To put this in perspective, currently an average sized adult can drink about 2 beers and a couple of margaritas. According to The Police Notebook BAC calculator, under the new proposal a person who weighs 160 pounds could only have one of the following before being unable to drive:
- 2 light beers
- 1 dry martini
- 1 frozen daiquiri
- 2 glasses of wine
A smaller person may be unable to have so much as a glass of wine at dinner. This also means the average woman wouldn’t be able to have more than 1 drink without being considered legally impaired.
The recommendation was met with approval by some, including the Governors Highway Safety Association and MADD, who laud the change as preventing drunk-driver related deaths. Although the number of alcohol related driving fatalities has been on the decline for years, they say that a reduced BAC requirement will further help reduce them. The report estimates that this measure would reduce fatalities by 500-800 each year.
However, opponents of the proposal say that this will do very little to help with drunk drivers and instead will hamper responsibly drinking adults and the restaurant industry’s workers. The American Beverage Institute, which represents 8,000 restaurants and their workers, has said that this measure focuses on moderate drinkers instead of the real problem. They say that that reducing the BAC so severely will keep reasonable and safe adults from being able to relax and have a drink while crippling servers working at restaurants that serve alcoholic beverages with little to show for it.
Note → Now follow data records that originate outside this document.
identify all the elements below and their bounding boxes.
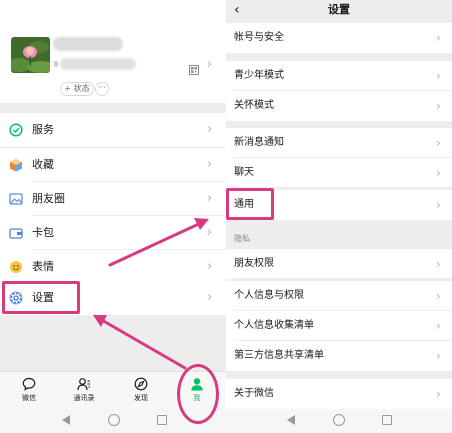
- settings-item-label: 第三方信息共享清单: [234, 350, 324, 361]
- settings-highlight-box: [2, 281, 80, 314]
- settings-item-new-message-notify[interactable]: 新消息通知 ›: [226, 128, 452, 158]
- chevron-right-icon: ›: [207, 290, 213, 305]
- menu-item-moments[interactable]: 朋友圈 ›: [0, 182, 226, 216]
- contacts-icon: [77, 378, 90, 391]
- profile-card[interactable]: › + 状态 ···: [0, 0, 226, 103]
- settings-item-teen-mode[interactable]: 青少年模式 ›: [226, 61, 452, 91]
- blurred-nickname: [53, 37, 123, 51]
- moments-icon: [9, 193, 23, 205]
- tab-contacts[interactable]: 通讯录: [64, 377, 104, 403]
- chevron-right-icon: ›: [436, 257, 441, 271]
- status-button[interactable]: + 状态: [60, 82, 94, 96]
- settings-item-label: 帐号与安全: [234, 32, 284, 43]
- tab-discover[interactable]: 发现: [121, 377, 161, 403]
- chevron-right-icon: ›: [207, 259, 213, 274]
- services-icon: [9, 123, 23, 137]
- tab-chats[interactable]: 微信: [9, 377, 49, 403]
- settings-item-label: 个人信息收集清单: [234, 320, 314, 331]
- chevron-right-icon: ›: [436, 136, 441, 150]
- settings-item-label: 聊天: [234, 167, 254, 178]
- system-nav-bar: [226, 409, 452, 433]
- settings-item-personal-info[interactable]: 个人信息与权限 ›: [226, 281, 452, 311]
- nav-back-icon[interactable]: [287, 415, 295, 425]
- qr-code-icon[interactable]: [189, 60, 199, 75]
- nav-recent-icon[interactable]: [382, 415, 392, 425]
- nav-home-icon[interactable]: [333, 414, 345, 426]
- settings-item-account-security[interactable]: 帐号与安全 ›: [226, 23, 452, 53]
- menu-item-label: 朋友圈: [32, 192, 65, 205]
- tab-label: 通讯录: [73, 394, 95, 402]
- menu-item-label: 表情: [32, 260, 54, 273]
- profile-chevron-icon: ›: [207, 57, 213, 72]
- chevron-right-icon: ›: [436, 99, 441, 113]
- settings-header: 设置 ‹: [226, 0, 452, 22]
- tab-label: 微信: [22, 394, 36, 402]
- chevron-right-icon: ›: [436, 69, 441, 83]
- chevron-right-icon: ›: [207, 157, 213, 172]
- blurred-id-prefix: [54, 61, 58, 67]
- nav-back-icon[interactable]: [62, 415, 70, 425]
- settings-item-label: 青少年模式: [234, 70, 284, 81]
- card-wallet-icon: [9, 228, 23, 239]
- favorites-icon: [10, 159, 22, 172]
- chevron-right-icon: ›: [436, 31, 441, 45]
- settings-item-label: 关怀模式: [234, 100, 274, 111]
- menu-item-label: 卡包: [32, 226, 54, 239]
- chevron-right-icon: ›: [207, 122, 213, 137]
- tab-label: 发现: [134, 394, 148, 402]
- settings-item-label: 朋友权限: [234, 258, 274, 269]
- settings-screen: 设置 ‹ 帐号与安全 › 青少年模式 › 关怀模式 › 新消息通知 › 聊天 ›…: [226, 0, 452, 433]
- page-title: 设置: [328, 3, 350, 16]
- menu-item-favorites[interactable]: 收藏 ›: [0, 148, 226, 182]
- chevron-right-icon: ›: [436, 319, 441, 333]
- settings-item-chat[interactable]: 聊天 ›: [226, 158, 452, 188]
- avatar[interactable]: [11, 37, 50, 73]
- menu-item-label: 收藏: [32, 158, 54, 171]
- chevron-left-icon[interactable]: ‹: [234, 0, 240, 20]
- chevron-right-icon: ›: [207, 225, 213, 240]
- me-screen: › + 状态 ··· 服务 › 收藏 › 朋友圈 › 卡包 › 表情 › 设置 …: [0, 0, 226, 433]
- settings-item-label: 新消息通知: [234, 137, 284, 148]
- settings-item-label: 个人信息与权限: [234, 290, 304, 301]
- me-tab-highlight-ellipse: [177, 364, 219, 424]
- settings-item-care-mode[interactable]: 关怀模式 ›: [226, 91, 452, 121]
- menu-item-services[interactable]: 服务 ›: [0, 113, 226, 147]
- settings-item-label: 关于微信: [234, 388, 274, 399]
- chevron-right-icon: ›: [207, 191, 213, 206]
- chat-bubble-icon: [22, 377, 36, 391]
- blurred-wechat-id: [60, 58, 136, 70]
- chevron-right-icon: ›: [436, 166, 441, 180]
- section-label-privacy: 隐私: [234, 234, 250, 243]
- settings-item-friend-permissions[interactable]: 朋友权限 ›: [226, 249, 452, 279]
- nav-recent-icon[interactable]: [157, 415, 167, 425]
- general-highlight-box: [226, 188, 274, 220]
- nav-home-icon[interactable]: [108, 414, 120, 426]
- chevron-right-icon: ›: [436, 349, 441, 363]
- sticker-icon: [10, 261, 22, 273]
- settings-item-info-collection[interactable]: 个人信息收集清单 ›: [226, 311, 452, 341]
- chevron-right-icon: ›: [436, 198, 441, 212]
- compass-icon: [134, 377, 148, 391]
- menu-item-label: 服务: [32, 123, 54, 136]
- divider: [234, 278, 452, 279]
- settings-item-about[interactable]: 关于微信 ›: [226, 379, 452, 409]
- more-button[interactable]: ···: [95, 82, 109, 96]
- menu-item-stickers[interactable]: 表情 ›: [0, 250, 226, 284]
- settings-item-third-party-sharing[interactable]: 第三方信息共享清单 ›: [226, 341, 452, 371]
- menu-item-cards[interactable]: 卡包 ›: [0, 216, 226, 250]
- chevron-right-icon: ›: [436, 387, 441, 401]
- chevron-right-icon: ›: [436, 289, 441, 303]
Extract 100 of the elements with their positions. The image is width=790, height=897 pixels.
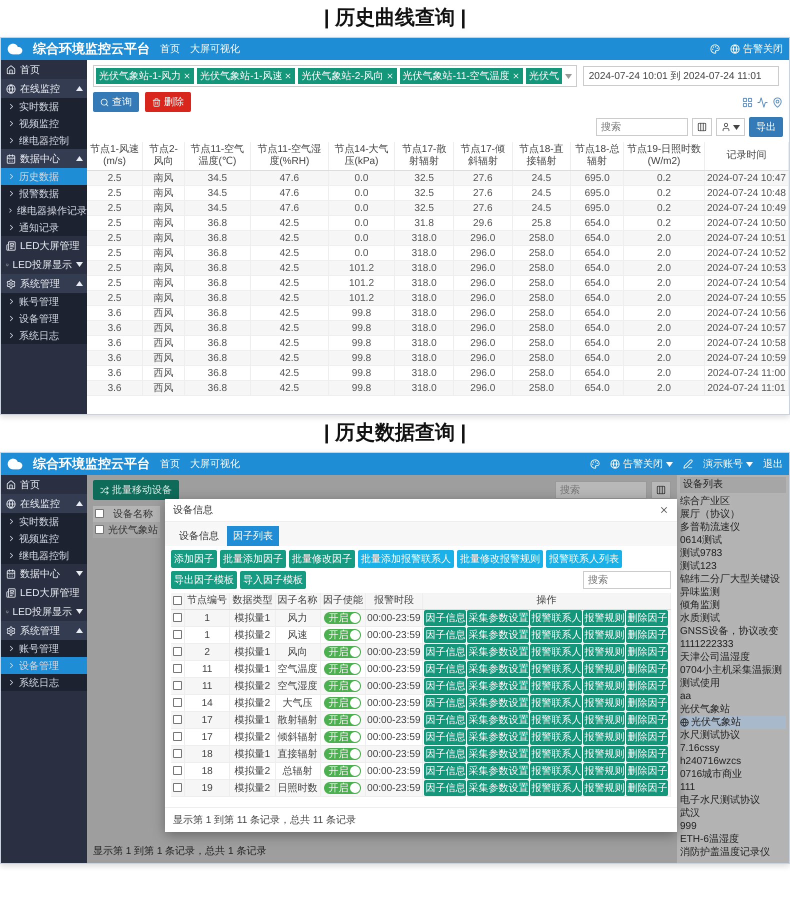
palette-icon[interactable] (590, 459, 600, 469)
checkbox[interactable] (95, 525, 104, 534)
row-action-button[interactable]: 采集参数设置 (467, 627, 530, 643)
checkbox[interactable] (173, 715, 182, 724)
row-action-button[interactable]: 删除因子 (626, 678, 668, 694)
action-button[interactable]: 批量修改因子 (289, 550, 355, 568)
row-action-button[interactable]: 报警联系人 (530, 610, 582, 626)
sidebar-item[interactable]: 首页 (1, 475, 87, 494)
filter-tag[interactable]: 光伏气 (526, 68, 562, 84)
sidebar-item[interactable]: 首页 (1, 60, 87, 79)
checkbox[interactable] (173, 630, 182, 640)
checkbox[interactable] (173, 783, 182, 792)
sidebar-item[interactable]: LED大屏管理 (1, 236, 87, 255)
row-action-button[interactable]: 采集参数设置 (467, 695, 530, 711)
row-action-button[interactable]: 因子信息 (424, 661, 466, 677)
device-item[interactable]: 1111222333 (680, 638, 786, 651)
nav-link[interactable]: 大屏可视化 (190, 42, 240, 56)
device-item[interactable]: 消防护盖温度记录仪 (680, 846, 786, 859)
device-item[interactable]: 测试使用 (680, 677, 786, 690)
device-item[interactable]: 测试9783 (680, 547, 786, 560)
action-button[interactable]: 报警联系人列表 (546, 550, 622, 568)
sidebar-subitem[interactable]: 继电器控制 (1, 547, 87, 564)
sidebar-subitem[interactable]: 继电器控制 (1, 132, 87, 149)
row-action-button[interactable]: 报警规则 (583, 695, 626, 711)
device-item[interactable]: 7.16cssy (680, 742, 786, 755)
device-item[interactable]: 武汉 (680, 807, 786, 820)
row-action-button[interactable]: 删除因子 (626, 746, 668, 762)
row-action-button[interactable]: 因子信息 (424, 678, 466, 694)
row-action-button[interactable]: 采集参数设置 (467, 780, 530, 796)
search-field[interactable]: 搜索 (596, 118, 688, 136)
action-button[interactable]: 导入因子模板 (240, 571, 306, 589)
row-action-button[interactable]: 删除因子 (626, 780, 668, 796)
device-item[interactable]: 多普勒流速仪 (680, 521, 786, 534)
tab[interactable]: 因子列表 (227, 526, 279, 546)
sidebar-item[interactable]: 数据中心 (1, 149, 87, 168)
search-field[interactable]: 搜索 (583, 571, 671, 589)
close-icon[interactable] (659, 505, 669, 515)
row-action-button[interactable]: 因子信息 (424, 695, 466, 711)
alarm-toggle[interactable]: 告警关闭 (610, 457, 673, 471)
sidebar-item[interactable]: LED投屏显示 (1, 255, 87, 274)
sidebar-subitem[interactable]: 通知记录 (1, 219, 87, 236)
sidebar-item[interactable]: LED投屏显示 (1, 602, 87, 621)
sidebar-item[interactable]: 在线监控 (1, 494, 87, 513)
row-action-button[interactable]: 报警规则 (583, 627, 626, 643)
device-item[interactable]: 水尺测试协议 (680, 729, 786, 742)
device-item[interactable]: 展厅（协议） (680, 508, 786, 521)
palette-icon[interactable] (710, 44, 720, 54)
row-action-button[interactable]: 删除因子 (626, 644, 668, 660)
row-action-button[interactable]: 删除因子 (626, 729, 668, 745)
filter-tag[interactable]: 光伏气象站-1-风力 (96, 68, 194, 84)
logout-link[interactable]: 退出 (763, 457, 783, 471)
columns-button[interactable] (692, 118, 712, 136)
device-item[interactable]: 999 (680, 820, 786, 833)
checkbox[interactable] (173, 613, 182, 622)
device-item[interactable]: 测试123 (680, 560, 786, 573)
row-action-button[interactable]: 报警联系人 (530, 729, 582, 745)
sidebar-subitem[interactable]: 设备管理 (1, 310, 87, 327)
sidebar-item[interactable]: LED大屏管理 (1, 583, 87, 602)
toggle-switch[interactable]: 开启 (324, 782, 362, 794)
row-action-button[interactable]: 采集参数设置 (467, 729, 530, 745)
sidebar-subitem[interactable]: 实时数据 (1, 98, 87, 115)
row-action-button[interactable]: 报警联系人 (530, 661, 582, 677)
row-action-button[interactable]: 删除因子 (626, 695, 668, 711)
tag-select[interactable]: 光伏气象站-1-风力 光伏气象站-1-风速 光伏气象站-2-风向 光伏气象站-11-空气温度 光伏气 (93, 65, 577, 87)
device-item[interactable]: 0704小主机采集温振测 (680, 664, 786, 677)
row-action-button[interactable]: 删除因子 (626, 661, 668, 677)
row-action-button[interactable]: 因子信息 (424, 763, 466, 779)
toggle-switch[interactable]: 开启 (324, 612, 362, 624)
row-action-button[interactable]: 报警联系人 (530, 746, 582, 762)
export-button[interactable]: 导出 (749, 117, 783, 137)
row-action-button[interactable]: 采集参数设置 (467, 712, 530, 728)
action-button[interactable]: 批量添加因子 (220, 550, 286, 568)
toggle-switch[interactable]: 开启 (324, 714, 362, 726)
checkbox[interactable] (173, 647, 182, 656)
row-action-button[interactable]: 采集参数设置 (467, 763, 530, 779)
toggle-switch[interactable]: 开启 (324, 680, 362, 692)
sidebar-item[interactable]: 数据中心 (1, 564, 87, 583)
sidebar-subitem[interactable]: 视频监控 (1, 115, 87, 132)
row-action-button[interactable]: 采集参数设置 (467, 678, 530, 694)
row-action-button[interactable]: 报警联系人 (530, 678, 582, 694)
nav-link[interactable]: 大屏可视化 (190, 457, 240, 471)
row-action-button[interactable]: 报警联系人 (530, 644, 582, 660)
row-action-button[interactable]: 因子信息 (424, 746, 466, 762)
row-action-button[interactable]: 采集参数设置 (467, 661, 530, 677)
row-action-button[interactable]: 报警规则 (583, 780, 626, 796)
row-action-button[interactable]: 报警联系人 (530, 695, 582, 711)
nav-link[interactable]: 首页 (160, 457, 180, 471)
checkbox[interactable] (173, 698, 182, 708)
row-action-button[interactable]: 因子信息 (424, 627, 466, 643)
device-item[interactable]: 电子水尺测试协议 (680, 794, 786, 807)
checkbox[interactable] (173, 766, 182, 776)
grid-icon[interactable] (742, 96, 753, 108)
toggle-switch[interactable]: 开启 (324, 765, 362, 777)
move-devices-button[interactable]: 批量移动设备 (93, 480, 179, 500)
action-button[interactable]: 批量添加报警联系人 (358, 550, 454, 568)
row-action-button[interactable]: 报警规则 (583, 610, 626, 626)
checkbox[interactable] (95, 509, 104, 518)
sidebar-subitem[interactable]: 视频监控 (1, 530, 87, 547)
toggle-switch[interactable]: 开启 (324, 646, 362, 658)
user-dropdown[interactable] (716, 118, 745, 136)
Sarah Longwell, spokeswoman for the organization, compared the recommendation to a situation when “people are driving though an intersection at 90 miles an hour and so you drop the speed limit from 35 to 25.”
Over 70% of alcohol related traffic fatalities are attributed to drivers with a BAC or over 0.15, twice the current legal limit. So when the majority of deaths result from drivers who are far over the allowed BAC, will lowering that BAC help the problem? Opponents of the recommendation say that it would be more beneficial to focus efforts on repeat offenders and those far over the legal limit. Concerns have been raised that more drivers will face a first DUI arrest and its serious consequences without any real progress being made to protect lives.
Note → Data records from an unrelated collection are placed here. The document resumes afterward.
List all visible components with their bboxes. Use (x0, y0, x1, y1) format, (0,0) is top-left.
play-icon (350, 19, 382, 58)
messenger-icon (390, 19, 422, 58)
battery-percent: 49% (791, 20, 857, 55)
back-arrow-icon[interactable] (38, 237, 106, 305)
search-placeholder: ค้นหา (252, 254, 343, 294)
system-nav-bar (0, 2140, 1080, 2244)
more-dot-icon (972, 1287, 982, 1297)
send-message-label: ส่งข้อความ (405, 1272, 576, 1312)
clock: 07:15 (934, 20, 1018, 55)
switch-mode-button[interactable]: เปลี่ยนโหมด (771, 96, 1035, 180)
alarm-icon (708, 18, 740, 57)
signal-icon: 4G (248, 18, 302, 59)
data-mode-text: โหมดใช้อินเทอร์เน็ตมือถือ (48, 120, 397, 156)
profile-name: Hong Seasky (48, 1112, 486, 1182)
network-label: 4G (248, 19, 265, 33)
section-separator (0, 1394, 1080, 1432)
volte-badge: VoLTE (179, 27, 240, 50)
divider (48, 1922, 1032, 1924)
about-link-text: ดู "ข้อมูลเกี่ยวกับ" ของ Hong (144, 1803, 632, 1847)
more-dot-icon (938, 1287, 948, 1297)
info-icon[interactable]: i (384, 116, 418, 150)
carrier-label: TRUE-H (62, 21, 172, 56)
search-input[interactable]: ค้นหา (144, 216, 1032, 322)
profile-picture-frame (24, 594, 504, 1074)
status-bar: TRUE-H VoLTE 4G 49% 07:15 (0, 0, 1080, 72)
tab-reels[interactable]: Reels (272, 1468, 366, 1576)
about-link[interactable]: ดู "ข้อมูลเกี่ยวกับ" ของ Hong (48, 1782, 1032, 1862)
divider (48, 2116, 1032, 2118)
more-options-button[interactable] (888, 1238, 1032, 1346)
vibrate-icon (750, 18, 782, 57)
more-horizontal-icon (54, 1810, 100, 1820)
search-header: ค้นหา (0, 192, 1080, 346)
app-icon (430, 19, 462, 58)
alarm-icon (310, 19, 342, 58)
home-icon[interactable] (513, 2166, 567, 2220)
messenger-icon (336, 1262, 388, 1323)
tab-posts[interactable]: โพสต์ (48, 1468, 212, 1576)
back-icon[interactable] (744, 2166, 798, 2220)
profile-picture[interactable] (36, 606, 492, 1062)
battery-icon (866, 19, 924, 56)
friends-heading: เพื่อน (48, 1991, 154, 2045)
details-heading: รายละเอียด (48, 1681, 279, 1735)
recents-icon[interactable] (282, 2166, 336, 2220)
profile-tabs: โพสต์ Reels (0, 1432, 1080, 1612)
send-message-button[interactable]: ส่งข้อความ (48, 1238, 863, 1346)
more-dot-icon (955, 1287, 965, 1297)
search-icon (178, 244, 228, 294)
The NTSB does not hold any actual authority to draft laws or legislation, but their recommendation certainly has weight in debates over the future of DUI legislation. The board initially made the recommendation in 1982 that the legal limit be decreased from 0.10 to 0.08.
Speculation has emerged over what this could mean for technology in cars as well. Testing will soon be underway for car devices that test BAC, with the possibility of this technology coming standard in all cars. If the legal BAC might be undergoing changes, this could lead to a hiccup in this development. If the debate over the legal BAC interferes with the development and production of these devices, it might interfere with their ability to save lives. The question would then come down to whether a device that refuses to start your car if you’ve been drinking or a lower BAC law would prevent more drunk-driving deaths.